Project Lead(s): Abdo Shabah
Information plays a critical role in organizing rescue, relief and reconstruction work for all kinds of disasters.
Humanitarian organizations, both in acute and recovery phases, need more mobile and technology-resilient tools.
Also, for rapid modeling of newly designed structures (such as field hospitals, new mobile clinics or refugees and internally displaced populations (IDP) camps), there is need for a new way of thinking, using 3D site design and 3D site planning.
Geographical information systems-based spatial project management is difficult to conduct in disaster settings. It requires collaborative assessments, complex planning concepts and deep knowledge of needs, such as the Sphere standards (minimum standards in humanitarian response).
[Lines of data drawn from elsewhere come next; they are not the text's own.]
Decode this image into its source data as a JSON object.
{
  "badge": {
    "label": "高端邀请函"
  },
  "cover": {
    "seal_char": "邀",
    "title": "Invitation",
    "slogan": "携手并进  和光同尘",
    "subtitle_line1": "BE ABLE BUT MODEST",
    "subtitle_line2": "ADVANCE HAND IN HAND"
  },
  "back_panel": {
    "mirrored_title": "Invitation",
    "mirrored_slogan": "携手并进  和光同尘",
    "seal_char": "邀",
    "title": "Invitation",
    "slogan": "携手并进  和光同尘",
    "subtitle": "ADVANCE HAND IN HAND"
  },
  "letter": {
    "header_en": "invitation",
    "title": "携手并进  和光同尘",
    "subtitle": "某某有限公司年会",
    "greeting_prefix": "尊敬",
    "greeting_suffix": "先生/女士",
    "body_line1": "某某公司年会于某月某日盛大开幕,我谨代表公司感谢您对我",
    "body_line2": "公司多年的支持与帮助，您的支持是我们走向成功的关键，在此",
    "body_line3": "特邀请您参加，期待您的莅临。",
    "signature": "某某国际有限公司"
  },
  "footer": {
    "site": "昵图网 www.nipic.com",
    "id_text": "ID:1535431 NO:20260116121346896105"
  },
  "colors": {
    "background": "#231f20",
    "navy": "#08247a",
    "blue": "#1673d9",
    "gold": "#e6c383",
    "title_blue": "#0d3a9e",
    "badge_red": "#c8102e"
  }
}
It also needs to be mobile, adaptive and usable, especially for complex rural and urban settings.
A solution to such challenges in a rapidly evolving and unstable environment would be rapid 3D geographical information systems (GIS) modeling.
Rapid 3D GIS modeling in disaster settings offers a flexible, interactive system for providing the best visual interpretation for the planning and decision-making process.
The HumanIT3D project initially focused on the usefulness of rapid 3D site planning in disaster response, including field hospitals, refugee and IDP camps, and in the recovery phase, allowing GIS planning of essential infrastructures.
This technology had been used previously in real time while building the Canadian Red Cross Field Hospital that was deployed to Haiti in December 2010, in response to the cholera epidemic.
The HumanIT3D project goal was to bring this innovation onto a mobile device, allowing collaboration and a decision aid in disconnected environments.
Since 3D mapping requires drone management for image acquisition, HumanIT3D evolved to integrate drone mission planning as an integral component.
Field assessments in controlled environments (simulations, large sports events) confirmed the potential of the project, and further real-life assessments are planned in an international context (in Haiti, for the presidential election second tour).
Discussions were held with the Canadian Red Cross and other non-governmental organizations (NGOs) to enhance awareness about the need for robust information technologies for humanitarian work.
The project team plans to apply for Phase II Transition To Scale funding to release the first version of the HumanIT3D product for testing to different NGOs, military groups, Homeland Security and private security organizations.
This would involve developing a marketing strategy and securing distribution channels through different suppliers for the humanitarian, military and civil world.